I was waiting for Mrs Spriggs to make up an order of groceries for Mrs Cheeseman who lived at the top of the Common in St David’s. Rather than leaving me to linger idly, Mrs Spriggs asked me to bring in some coal from the garden shed. It was whilst doing this, as l crouched on my hands and knees filling the bucket with coal, that the bomb fell. I found myself almost trapped by the remains and debris of the shed roof which had fallen in on top of me, but freed myself as quickly as possible to return to the shop.

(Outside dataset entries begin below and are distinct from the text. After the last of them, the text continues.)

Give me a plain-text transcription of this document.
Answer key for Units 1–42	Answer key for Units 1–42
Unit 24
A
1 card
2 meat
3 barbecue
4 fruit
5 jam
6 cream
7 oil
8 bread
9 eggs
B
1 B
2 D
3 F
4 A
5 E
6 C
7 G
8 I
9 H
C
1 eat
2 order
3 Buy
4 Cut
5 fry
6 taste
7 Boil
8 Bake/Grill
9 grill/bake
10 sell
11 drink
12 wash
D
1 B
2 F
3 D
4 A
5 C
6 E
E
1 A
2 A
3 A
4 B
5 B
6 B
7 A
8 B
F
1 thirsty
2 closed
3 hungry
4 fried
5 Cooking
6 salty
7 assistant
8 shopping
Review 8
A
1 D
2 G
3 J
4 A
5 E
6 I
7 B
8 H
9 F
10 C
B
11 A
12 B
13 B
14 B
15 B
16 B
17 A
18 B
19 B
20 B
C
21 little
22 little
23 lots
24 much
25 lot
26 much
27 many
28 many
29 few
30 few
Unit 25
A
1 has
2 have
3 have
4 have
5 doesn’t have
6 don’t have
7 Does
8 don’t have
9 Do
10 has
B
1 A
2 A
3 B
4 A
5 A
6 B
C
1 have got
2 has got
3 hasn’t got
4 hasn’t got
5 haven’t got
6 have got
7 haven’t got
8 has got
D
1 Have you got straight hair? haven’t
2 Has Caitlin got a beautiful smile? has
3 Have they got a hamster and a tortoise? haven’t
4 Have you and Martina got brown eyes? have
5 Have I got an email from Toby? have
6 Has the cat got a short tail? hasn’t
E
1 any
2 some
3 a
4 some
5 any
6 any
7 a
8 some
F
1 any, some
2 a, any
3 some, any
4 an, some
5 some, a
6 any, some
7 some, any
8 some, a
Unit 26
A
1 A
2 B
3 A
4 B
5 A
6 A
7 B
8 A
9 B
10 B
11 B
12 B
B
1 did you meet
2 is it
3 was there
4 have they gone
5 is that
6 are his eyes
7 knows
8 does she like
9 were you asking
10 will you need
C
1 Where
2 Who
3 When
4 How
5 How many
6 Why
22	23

Here I was met immediately by signs of destruction; a window damaged by the attack and an injured Mrs Spriggs having cuts bandaged by a lady who was lodging with her during the war years. Once the clearing of the shop was complete, l can remember asking Mrs Spriggs if the delivering of the groceries could wait till later, as l was keen to go and see where the bomb had landed. But she refused. I grabbed the basket of groceries and left to make my way to Mrs Cheeseman’s house. Several people were walking towards California Holdings, situated just off the Common. Unable to resist the urge to follow the crowd, l abandoned the basket of groceries in the middle of Downley cricket pitch, where l left it for about two hours.
When the attack occurred there were seven shops located along the High Street and Commonside and two in Littleworth Road. Three in all had their windows blown in by the blast. Several of the houses on the Common also suffered extensive damage, visual evidence of the destruction and disruption caused by war.